Ribs well sprung. Straight back with a slightly arched loin. Tail: Long, reaching the hocks. Generally carried low. Profuse
covering of hair. Hair: Rough Collie: straight, harsh, long, and dense; soft,
dense undercoat; abundant on the mane and frill; feathering on the
legs. Smooth Collie: flat and harsh; dense undercoat. Coat: Three colors are accepted: Sable – from light gold to
dark mahogany. Tricolor – predominantly black with tan shadings on
the head and legs, and white markings. Blue merle (marbled) –
blue-gray marbled or mottled with black. Size: Dog: 56 to 61 cm. Bitch: 51 to 56 cm. Weight: Dog: 20 to 29 kg.Bitch: 18 to 25 kg.
History The Collie is descended from Scottish herding
dogs. When the Romans invaded, their dogs were crossed with native
Scottish dogs. Early shepherds began crossing the short-tailed and
long-tailed shepherd dogs, and the result was the superb animal with
an aristocratic bearing that we know today. The origin of this
breed's name is disputed. Some believe the name comes from the word
(colley), an early variety of Scottish sheep with a black mask and
tail. Others believe the breed is named for its beautiful collar.
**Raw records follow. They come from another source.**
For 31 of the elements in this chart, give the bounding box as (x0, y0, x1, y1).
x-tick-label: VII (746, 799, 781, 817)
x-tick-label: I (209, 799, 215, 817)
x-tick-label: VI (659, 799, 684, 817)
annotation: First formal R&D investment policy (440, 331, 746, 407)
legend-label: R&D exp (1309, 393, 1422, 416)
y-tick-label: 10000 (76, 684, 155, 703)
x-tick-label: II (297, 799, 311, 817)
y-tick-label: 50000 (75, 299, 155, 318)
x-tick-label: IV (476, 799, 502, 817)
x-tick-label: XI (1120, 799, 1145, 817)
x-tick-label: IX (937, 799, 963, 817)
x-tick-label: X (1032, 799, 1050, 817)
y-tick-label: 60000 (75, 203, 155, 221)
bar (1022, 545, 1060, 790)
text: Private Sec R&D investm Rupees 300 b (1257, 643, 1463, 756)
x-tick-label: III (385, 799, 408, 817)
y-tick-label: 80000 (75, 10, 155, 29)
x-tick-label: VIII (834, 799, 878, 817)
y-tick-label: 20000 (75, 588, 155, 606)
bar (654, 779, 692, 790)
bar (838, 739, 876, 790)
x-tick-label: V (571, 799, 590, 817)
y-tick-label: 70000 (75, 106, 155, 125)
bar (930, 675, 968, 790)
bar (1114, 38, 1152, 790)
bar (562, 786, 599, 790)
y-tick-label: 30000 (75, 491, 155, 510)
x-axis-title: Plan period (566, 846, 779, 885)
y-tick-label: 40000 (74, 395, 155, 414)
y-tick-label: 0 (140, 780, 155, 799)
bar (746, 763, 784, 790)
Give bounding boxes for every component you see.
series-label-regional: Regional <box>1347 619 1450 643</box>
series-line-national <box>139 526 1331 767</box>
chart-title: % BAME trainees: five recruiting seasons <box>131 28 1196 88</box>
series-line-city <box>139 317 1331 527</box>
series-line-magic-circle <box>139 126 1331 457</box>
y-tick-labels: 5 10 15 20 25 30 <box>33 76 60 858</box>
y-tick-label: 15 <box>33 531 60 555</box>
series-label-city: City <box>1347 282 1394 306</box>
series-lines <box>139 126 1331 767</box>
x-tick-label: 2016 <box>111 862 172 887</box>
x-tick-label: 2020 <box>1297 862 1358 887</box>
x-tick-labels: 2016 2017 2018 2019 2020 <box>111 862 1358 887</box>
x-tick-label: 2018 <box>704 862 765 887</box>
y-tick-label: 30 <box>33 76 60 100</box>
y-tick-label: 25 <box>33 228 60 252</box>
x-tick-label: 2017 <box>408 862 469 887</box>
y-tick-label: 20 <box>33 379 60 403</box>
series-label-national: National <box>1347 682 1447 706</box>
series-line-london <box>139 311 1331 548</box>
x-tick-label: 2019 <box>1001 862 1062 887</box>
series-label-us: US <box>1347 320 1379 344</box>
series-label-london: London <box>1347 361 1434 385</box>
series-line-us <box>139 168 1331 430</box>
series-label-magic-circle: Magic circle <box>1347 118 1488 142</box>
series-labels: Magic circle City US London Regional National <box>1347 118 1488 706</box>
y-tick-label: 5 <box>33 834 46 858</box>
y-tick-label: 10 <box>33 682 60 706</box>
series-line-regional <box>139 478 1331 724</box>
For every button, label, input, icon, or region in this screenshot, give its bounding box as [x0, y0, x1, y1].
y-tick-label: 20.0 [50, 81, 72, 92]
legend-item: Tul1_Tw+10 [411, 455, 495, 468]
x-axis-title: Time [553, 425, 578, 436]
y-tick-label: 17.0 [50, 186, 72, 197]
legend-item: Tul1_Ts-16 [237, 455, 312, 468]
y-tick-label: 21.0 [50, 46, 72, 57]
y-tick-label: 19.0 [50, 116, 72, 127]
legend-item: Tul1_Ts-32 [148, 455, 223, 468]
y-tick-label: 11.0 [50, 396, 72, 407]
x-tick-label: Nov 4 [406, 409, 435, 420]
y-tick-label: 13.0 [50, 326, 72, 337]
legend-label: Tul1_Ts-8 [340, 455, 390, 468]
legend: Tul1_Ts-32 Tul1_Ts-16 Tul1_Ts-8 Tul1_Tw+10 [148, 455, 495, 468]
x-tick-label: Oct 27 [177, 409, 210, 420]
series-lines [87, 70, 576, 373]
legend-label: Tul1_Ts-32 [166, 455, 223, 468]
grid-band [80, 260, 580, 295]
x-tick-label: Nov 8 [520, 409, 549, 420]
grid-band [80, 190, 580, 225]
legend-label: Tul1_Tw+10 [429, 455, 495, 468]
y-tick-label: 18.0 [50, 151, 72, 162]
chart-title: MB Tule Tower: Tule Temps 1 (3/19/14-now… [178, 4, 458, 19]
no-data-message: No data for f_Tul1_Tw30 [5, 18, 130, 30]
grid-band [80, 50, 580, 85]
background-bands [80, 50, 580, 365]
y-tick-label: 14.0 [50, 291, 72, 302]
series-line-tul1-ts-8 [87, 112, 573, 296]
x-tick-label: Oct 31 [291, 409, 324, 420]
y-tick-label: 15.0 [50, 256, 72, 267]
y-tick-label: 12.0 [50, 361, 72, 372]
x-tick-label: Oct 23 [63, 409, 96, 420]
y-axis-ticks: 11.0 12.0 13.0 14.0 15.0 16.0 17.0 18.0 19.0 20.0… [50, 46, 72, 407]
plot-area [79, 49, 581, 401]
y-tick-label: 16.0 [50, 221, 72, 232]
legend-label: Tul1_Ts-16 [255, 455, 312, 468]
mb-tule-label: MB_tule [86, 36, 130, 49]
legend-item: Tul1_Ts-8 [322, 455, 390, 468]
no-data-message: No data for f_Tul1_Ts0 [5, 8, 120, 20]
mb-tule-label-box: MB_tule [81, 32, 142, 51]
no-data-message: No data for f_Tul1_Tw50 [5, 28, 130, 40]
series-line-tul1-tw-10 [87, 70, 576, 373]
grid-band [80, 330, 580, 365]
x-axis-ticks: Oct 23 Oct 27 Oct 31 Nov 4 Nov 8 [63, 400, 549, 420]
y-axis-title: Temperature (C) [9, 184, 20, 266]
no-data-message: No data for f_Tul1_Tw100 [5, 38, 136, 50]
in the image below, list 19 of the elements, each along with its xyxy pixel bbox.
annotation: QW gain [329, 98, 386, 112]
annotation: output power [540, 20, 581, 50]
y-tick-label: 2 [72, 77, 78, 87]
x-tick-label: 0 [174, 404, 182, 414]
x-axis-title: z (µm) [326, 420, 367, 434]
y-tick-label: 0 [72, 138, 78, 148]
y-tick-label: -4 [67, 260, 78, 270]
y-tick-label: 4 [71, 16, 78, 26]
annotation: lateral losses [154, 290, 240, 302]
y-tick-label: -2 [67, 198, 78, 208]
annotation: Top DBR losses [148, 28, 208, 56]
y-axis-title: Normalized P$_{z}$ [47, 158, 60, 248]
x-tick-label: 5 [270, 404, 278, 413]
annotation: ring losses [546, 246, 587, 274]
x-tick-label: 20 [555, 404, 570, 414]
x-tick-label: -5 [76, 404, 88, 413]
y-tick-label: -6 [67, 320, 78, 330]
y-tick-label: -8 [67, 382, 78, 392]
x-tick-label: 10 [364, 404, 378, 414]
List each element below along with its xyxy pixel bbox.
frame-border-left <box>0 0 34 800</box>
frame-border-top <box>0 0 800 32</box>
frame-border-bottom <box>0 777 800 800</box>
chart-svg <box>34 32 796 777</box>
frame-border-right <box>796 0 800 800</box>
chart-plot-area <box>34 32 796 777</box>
The rough Collie is much more popular than the smooth Collie. The
smooth Collie is more popular in Great Britain than it is in the
United States, but is gaining some popularity in the States. The
smooth Collie is the same as the rough Collie, but without the long
coat. The AKC considers the rough and smooth Collies as variations
on the same breed and they are judged by the same standard with the
exception of the coat.
Behavior This active, lively dog is typically
well-balanced, but can be anxious and timid. This gentle, sensitive
Lassie dog is a faithful companion. The Collie is reserved toward
strangers, but not aggressive. He should receive firm, but gentle
Health Some collie breeds (especially the Rough Collie
and the Smooth Collie) are affected by a genetic defect, a mutation
within the MDR1 gene. Affected dogs are very sensitive to some
drugs, such as Ivermectin, as well as to some antibiotics, opioids
and steroids – over 100 drugs in total. Affected dogs also show a
lower cortisol concentration than normal. Collies may have a genetic
disease, canine cyclic neutropenia, or Grey Collie Syndrome. This is
a stem cell disorder. Puppies with this disorder are quite often
mistaken as healthy Blue Merles, even though their color is a silver
grey. Affected puppies rarely live more than 6 months of age. For a
puppy to be affected, both the sire and the dam have to be carriers
of the disorder. This is generally a very healthy breed.
Advice The Collie can live in the city but he will be
happier with a yard and space to run. Regular exercise is required.
Brushing two times per week is adequate.